Nach einem einschneidenden Unfall im Jahr 2008 fand Ananda Devi zunächst zum Yoga. Neben den heilsamen Erfahrungen, sich auf neue Weise zu bewegen, entdeckte sie die Kraft von Atem und Stille inmitten chronischer Schmerzen und der damit verbundenen mentalen Herausforderungen. So wuchs in ihr eine tiefere Annahme, dass auch die Wendungen des Lebens Lehrer sein können.
Zu ihrem Hintergrund gehören Tätigkeiten im Bildungsbereich mit Kindern unterschiedlichen Alters und verschiedener Fähigkeiten, Einsätze in der Hospizarbeit sowie die gelebte Erfahrung von Mutterschaft als Mutter von zwei Kindern.
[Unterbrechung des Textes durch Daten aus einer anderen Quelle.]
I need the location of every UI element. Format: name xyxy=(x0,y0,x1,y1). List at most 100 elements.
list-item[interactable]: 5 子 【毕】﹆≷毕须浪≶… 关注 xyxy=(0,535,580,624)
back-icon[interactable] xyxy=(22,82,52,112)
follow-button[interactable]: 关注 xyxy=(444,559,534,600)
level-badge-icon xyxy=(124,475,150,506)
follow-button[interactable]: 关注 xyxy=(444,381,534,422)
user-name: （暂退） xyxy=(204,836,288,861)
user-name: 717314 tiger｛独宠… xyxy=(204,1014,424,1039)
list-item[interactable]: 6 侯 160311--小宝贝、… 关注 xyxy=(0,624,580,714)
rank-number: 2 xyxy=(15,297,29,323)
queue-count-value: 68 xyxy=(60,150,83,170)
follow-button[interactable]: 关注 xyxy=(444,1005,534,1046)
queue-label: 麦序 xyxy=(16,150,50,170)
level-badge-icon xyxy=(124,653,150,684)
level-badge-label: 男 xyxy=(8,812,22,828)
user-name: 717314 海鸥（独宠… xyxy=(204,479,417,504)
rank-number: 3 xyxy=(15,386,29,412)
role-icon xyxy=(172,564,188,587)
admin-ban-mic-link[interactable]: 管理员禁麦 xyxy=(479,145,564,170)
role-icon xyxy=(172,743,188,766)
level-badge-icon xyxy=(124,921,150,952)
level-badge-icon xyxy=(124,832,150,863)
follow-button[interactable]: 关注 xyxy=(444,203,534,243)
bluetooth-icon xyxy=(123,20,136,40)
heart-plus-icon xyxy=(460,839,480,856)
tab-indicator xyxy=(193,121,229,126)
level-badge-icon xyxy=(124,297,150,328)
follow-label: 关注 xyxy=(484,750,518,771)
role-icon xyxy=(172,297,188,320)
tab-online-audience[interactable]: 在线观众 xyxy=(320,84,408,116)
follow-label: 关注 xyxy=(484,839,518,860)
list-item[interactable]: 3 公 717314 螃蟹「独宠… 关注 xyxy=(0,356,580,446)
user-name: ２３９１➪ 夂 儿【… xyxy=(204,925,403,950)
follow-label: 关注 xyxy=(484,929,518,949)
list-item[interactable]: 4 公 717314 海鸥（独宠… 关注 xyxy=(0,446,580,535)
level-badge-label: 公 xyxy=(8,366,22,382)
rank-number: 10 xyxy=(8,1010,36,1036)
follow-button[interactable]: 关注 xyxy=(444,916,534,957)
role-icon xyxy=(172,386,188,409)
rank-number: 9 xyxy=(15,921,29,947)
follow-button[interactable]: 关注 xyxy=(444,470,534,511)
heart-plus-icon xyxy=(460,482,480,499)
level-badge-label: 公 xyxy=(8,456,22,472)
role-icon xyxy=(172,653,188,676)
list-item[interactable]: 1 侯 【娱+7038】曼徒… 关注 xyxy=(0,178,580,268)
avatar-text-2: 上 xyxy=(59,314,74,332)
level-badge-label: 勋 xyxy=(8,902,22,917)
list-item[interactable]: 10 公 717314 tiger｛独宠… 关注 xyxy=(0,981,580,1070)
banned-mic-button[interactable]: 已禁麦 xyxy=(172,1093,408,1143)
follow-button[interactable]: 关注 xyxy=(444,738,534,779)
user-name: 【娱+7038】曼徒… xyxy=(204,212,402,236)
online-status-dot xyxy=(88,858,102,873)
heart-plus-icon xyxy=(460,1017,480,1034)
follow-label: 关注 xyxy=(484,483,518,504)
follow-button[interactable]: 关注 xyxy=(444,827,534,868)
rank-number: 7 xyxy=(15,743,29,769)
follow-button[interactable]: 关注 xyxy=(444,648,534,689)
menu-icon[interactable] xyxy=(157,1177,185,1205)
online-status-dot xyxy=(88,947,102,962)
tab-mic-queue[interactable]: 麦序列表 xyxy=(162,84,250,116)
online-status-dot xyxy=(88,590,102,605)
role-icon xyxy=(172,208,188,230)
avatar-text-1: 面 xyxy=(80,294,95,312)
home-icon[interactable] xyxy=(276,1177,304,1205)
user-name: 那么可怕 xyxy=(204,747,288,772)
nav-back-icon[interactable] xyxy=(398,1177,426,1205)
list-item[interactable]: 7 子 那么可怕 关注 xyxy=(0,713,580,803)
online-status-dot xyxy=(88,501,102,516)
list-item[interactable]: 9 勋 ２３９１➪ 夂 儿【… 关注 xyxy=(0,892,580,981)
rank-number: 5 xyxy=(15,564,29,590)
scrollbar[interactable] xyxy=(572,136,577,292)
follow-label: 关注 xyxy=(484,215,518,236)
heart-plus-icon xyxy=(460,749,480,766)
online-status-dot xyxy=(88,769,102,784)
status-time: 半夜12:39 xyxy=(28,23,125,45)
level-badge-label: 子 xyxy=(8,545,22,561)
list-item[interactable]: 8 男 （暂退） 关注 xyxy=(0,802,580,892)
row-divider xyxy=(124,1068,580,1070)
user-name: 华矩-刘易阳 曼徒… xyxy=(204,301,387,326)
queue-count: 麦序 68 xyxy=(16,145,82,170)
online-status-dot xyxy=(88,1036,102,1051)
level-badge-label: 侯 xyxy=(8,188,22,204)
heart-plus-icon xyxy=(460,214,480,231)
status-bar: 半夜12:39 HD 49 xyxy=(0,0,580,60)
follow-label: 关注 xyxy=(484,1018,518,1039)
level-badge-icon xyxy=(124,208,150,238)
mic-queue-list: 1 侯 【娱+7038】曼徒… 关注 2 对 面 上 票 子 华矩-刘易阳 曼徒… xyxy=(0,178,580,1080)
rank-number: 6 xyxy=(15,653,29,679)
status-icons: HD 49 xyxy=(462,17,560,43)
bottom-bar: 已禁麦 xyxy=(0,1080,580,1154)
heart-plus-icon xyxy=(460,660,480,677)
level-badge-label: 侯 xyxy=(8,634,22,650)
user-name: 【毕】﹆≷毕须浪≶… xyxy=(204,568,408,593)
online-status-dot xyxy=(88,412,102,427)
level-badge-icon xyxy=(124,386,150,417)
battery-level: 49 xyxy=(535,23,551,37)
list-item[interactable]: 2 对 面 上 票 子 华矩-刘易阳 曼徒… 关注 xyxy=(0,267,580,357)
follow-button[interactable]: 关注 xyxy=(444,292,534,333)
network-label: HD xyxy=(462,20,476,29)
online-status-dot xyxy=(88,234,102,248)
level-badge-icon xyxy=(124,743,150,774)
Am meisten erfüllt sie daran, Yoga zu teilen, anderen dabei zu helfen, innere Ressourcen aufzubauen und mitten in der Lautstärke des Alltags den Wert der Stille zu entdecken, auch wenn sie sich selbst nicht wirklich als „Yoga-Lehrerin“ sieht. Ihr idealer Ansatz ist es, einen Raum zu schaffen, in dem Menschen langsam und achtsam bewegen können, um anschließend in die Stille zu sinken und wahrzunehmen, was daraus entsteht. Besonders gern gestaltet sie Gemeinschaft mit Frauen, die durch die Lebensphasen von der Menarche bis zur Menopause und darüber hinaus gehen.
Sie liebt das Meer und das Unterwegssein in ihrem Van durch wilde Landschaften. Am meisten schätzt sie jedoch die Momente mit Familie und Freunden, in denen gesungen, getanzt und musiziert wird.